Home Open Access News Digital Transformation The synthetic data approach: The new unlimited data plan for AI models

The synthetic data approach: The new unlimited data plan for AI models

June 10, 2022

Dayna Arnold, Project Manager at Zest Consult, discusses the benefits of using a synthetic data approach to machine learning as an innovative solution for increasing the availability, accuracy & security of more cost effective data

Innovation is critical for the growth of businesses today with the development of artificial intelligence (AI) as a key driver. When successfully deployed, AI improves how a business engages with customers, manages day-to-day operations, and gains a competitive edge. Machine learning, an application of AI, requires vast amounts of data and uses algorithms to successfully imitate how humans learn. Machine learning is used in a wide range of applications. (i.e., object recognition, text translation, smart devices, etc.) Successfully deploying AI models is not without challenges, which, if handled inadequately, could prevent the business from moving forward with their AI deployment goals.

The data challenge

The machine learning approach for performing object recognition requires the acquisition of vast amounts of labelled data to successfully train machines. Obtaining these large amounts of real-world data sets can prove to be a major roadblock for an organisation’s AI deployment plans, as the large amounts of labelled data required may be unavailable, excessively time-consuming, and/or prohibitively expensive to obtain.

For effective machine learning, real data needs to be labelled (identifying objects in the data and tagging them with labels that will help the machine learning model learn from the data). Good quality labelling enables the machine to make accurate predictions and estimations. Paying labellers for their time and effort significantly increases the cost of developing AI. Therefore, not only can it be difficult to get large quantities of real data, but manually labelling datasets is labour-intensive and excessively expensive.

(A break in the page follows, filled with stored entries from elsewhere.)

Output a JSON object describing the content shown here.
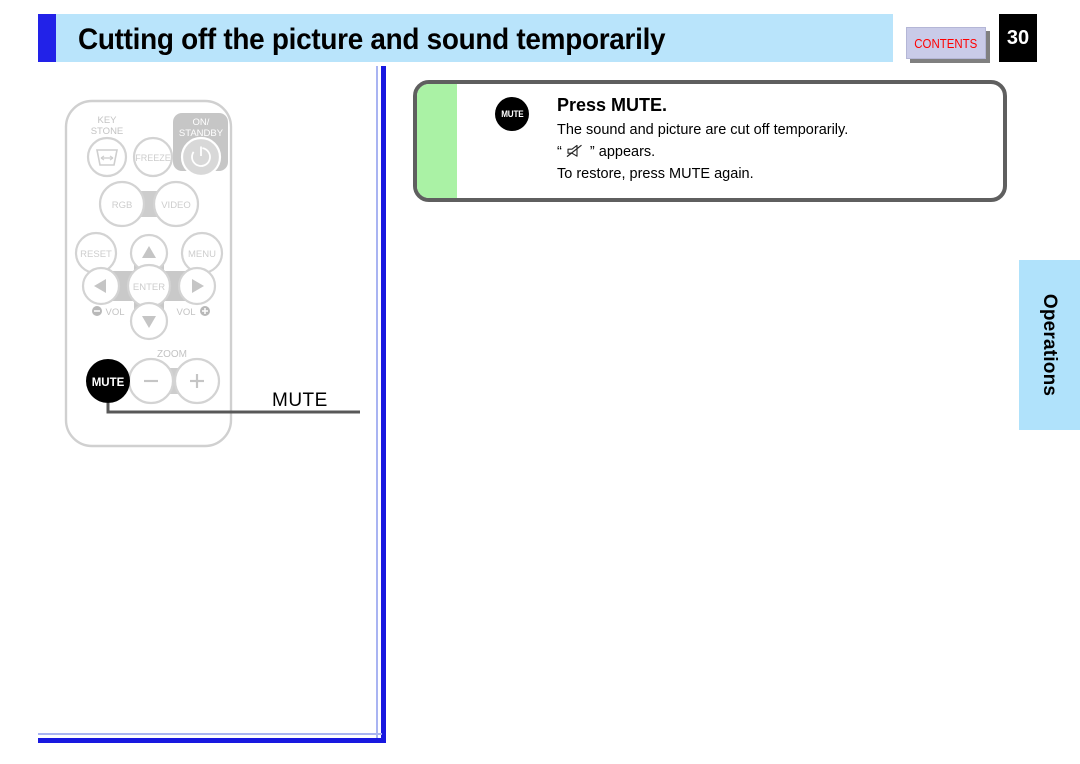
{
  "header": {
    "title": "Cutting off the picture and sound temporarily",
    "contents_label": "CONTENTS",
    "page_number": "30",
    "accent_color": "#2222e8",
    "band_color": "#b9e4fb",
    "contents_text_color": "#ff0000"
  },
  "side_tab": {
    "label": "Operations",
    "color": "#b0e2fb"
  },
  "panel": {
    "badge_label": "MUTE",
    "heading": "Press MUTE.",
    "line1": "The sound and picture are cut off temporarily.",
    "line2_prefix": "“",
    "line2_suffix": "” appears.",
    "line3": "To restore, press MUTE again.",
    "stripe_color": "#aaf2a5",
    "border_color": "#5f5f5f",
    "mute_icon": "speaker-muted-icon"
  },
  "callout": {
    "label": "MUTE",
    "line_color": "#585858"
  },
  "remote": {
    "body_color": "#ffffff",
    "outline_color": "#cfcfcf",
    "button_color": "#d2d2d2",
    "highlight_color": "#000000",
    "labels": {
      "keystone_line1": "KEY",
      "keystone_line2": "STONE",
      "freeze": "FREEZE",
      "onstandby_line1": "ON/",
      "onstandby_line2": "STANDBY",
      "rgb": "RGB",
      "video": "VIDEO",
      "reset": "RESET",
      "menu": "MENU",
      "enter": "ENTER",
      "vol_down": "VOL",
      "vol_up": "VOL",
      "zoom": "ZOOM",
      "mute": "MUTE",
      "zoom_minus": "−",
      "zoom_plus": "+"
    }
  }
}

Considerations must also be made with respect to accuracy and security. Real-world data sets have the potential to exclude certain populations or contain errors that can lead to inaccurate models of real-world scenarios which prove to be unsuccessful during testing or produce results that are inaccurate or biased. Finally, those who have access to real-world data are responsible for ensuring that sensitive data (i.e., personal identification data) is used ethically and in compliance with General Data Protection Regulations (GDPR). Sensitive data must be protected from unauthorised access or unethical use. Securing data can be expensive and restrictive which limits the amount of data available.

Synthetic data approach in AI technology

Using the latest research in AI and machine learning for vision, a collaborative team of members from Zest Consult, Costain, and the University of West England developed and applied a synthetic data approach to designing a leading-edge AI and machine learning system for the remote monitoring of construction sites. This system was designed with AI technology that enables the machine to simulate Visual Recognition. The main challenge limiting automated site monitoring was the lack of labelled data sets to train object recognition machine learning models. However, the initial data set generated with the AI algorithm is automatically labelled, as it is synthetic data, therefore, human effort for annotations or quality validation was not required; further saving the team both time and money as a result.

Ensuring accuracy is another benefit when applying a synthetic data approach to machine learning. Synthetic data is created using AI algorithms that represent data with appropriate balance, distribution, and other parameters as opposed to using real-world events where there is less control over such parameters. This reduces the bias in datasets which ultimately increases the accuracy of the predictive modelling used in machine learning.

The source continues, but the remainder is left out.